The difficult road towards the target of a pathogen-free blood has made great progress in the last two decades.

Great differences persist in different countries and emergent pathogens threaten the obtained results. Thus, especially in low-income Countries, the goal of provison of safe blood is still hard to reach.

The developement and the implementation of PI technologies for blood components, may enable to have an additional tool to gain the aim. National and regional experience give back encouraging results.

In 2009, Belgium nation parliament has been the first to approve a bill that mandates nationwide PI for all platelet units distributed (74). After two years, the Swiss Agency for Therapeutic Products (Swissmedic) decided the universal diffusion of PI in Swizerland for platelet products and analysis of hemovigilance data revealed that without PI a fatal case of TTI might occur in Swizerland every two years (19). Regional Blood Transfusion Center in Warsaw (Poland) implemented Riboflavin/UV technology in order to increase safety of platelet concentrates produced by pooling of buffy coats (2009) and apheresis (2010). In 2015, an hemovigilance survey concluded that treatment of these blood components was safe and effective, and not associated with increased incidence of adverse events (144).

In an international survey conducted by Reesnik et al. (145), no TTIs were identified after approximately 200,000 transfused PRP products and no increased adverse events were documented compared to conventional products. However a complete evaluation of efficacy of these technologies is difficult in a context where the risk of TTIs is already low.

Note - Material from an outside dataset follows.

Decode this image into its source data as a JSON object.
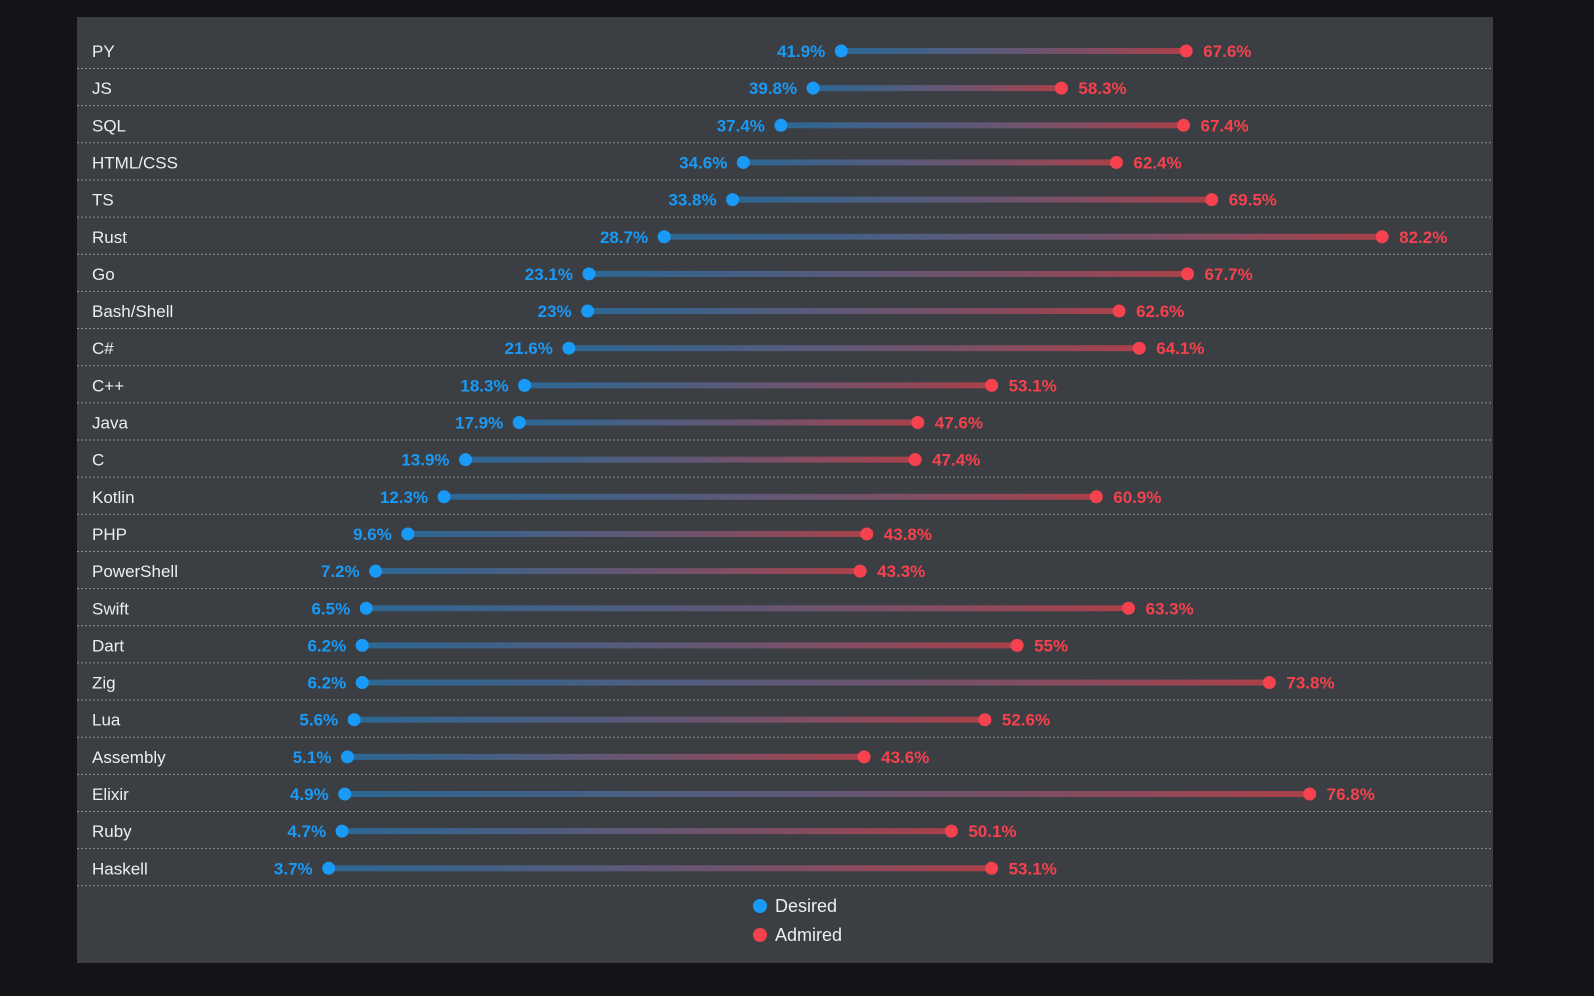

We tried to illustrate pros (inactivation of most clinically relevant pathogens and reduction of the residual risk of infection during the window period, when screening tests could provide false-negative results; reduction of the risk against unknown pathogens; elongation of shelf life from 5 to 7 days for platelet concentrates; inactivation of residual lymphocytes in the product) and cons (additional costs of implementing new technologies; impairment of platelet metabolism and of the platelet function in vitro, worsening of the platelet storage lesions; increased risks of alloimmunization against treated RBCs, decreased in vivo viability of RBCs, reduction of shelf life for treated RBCs) of PI treatment. In this regard, only longtime follow up studies, still absent, will guarantee the complete safety of these PI procedures.

It could be envisaged the implementation of a registry for recipients of blood components treated with PI, with the aim to monitor the occurrence of possible side effects, even in late periods.

Further studies should be conducted in order to finally document clinical efficacy and safety profile of treated products.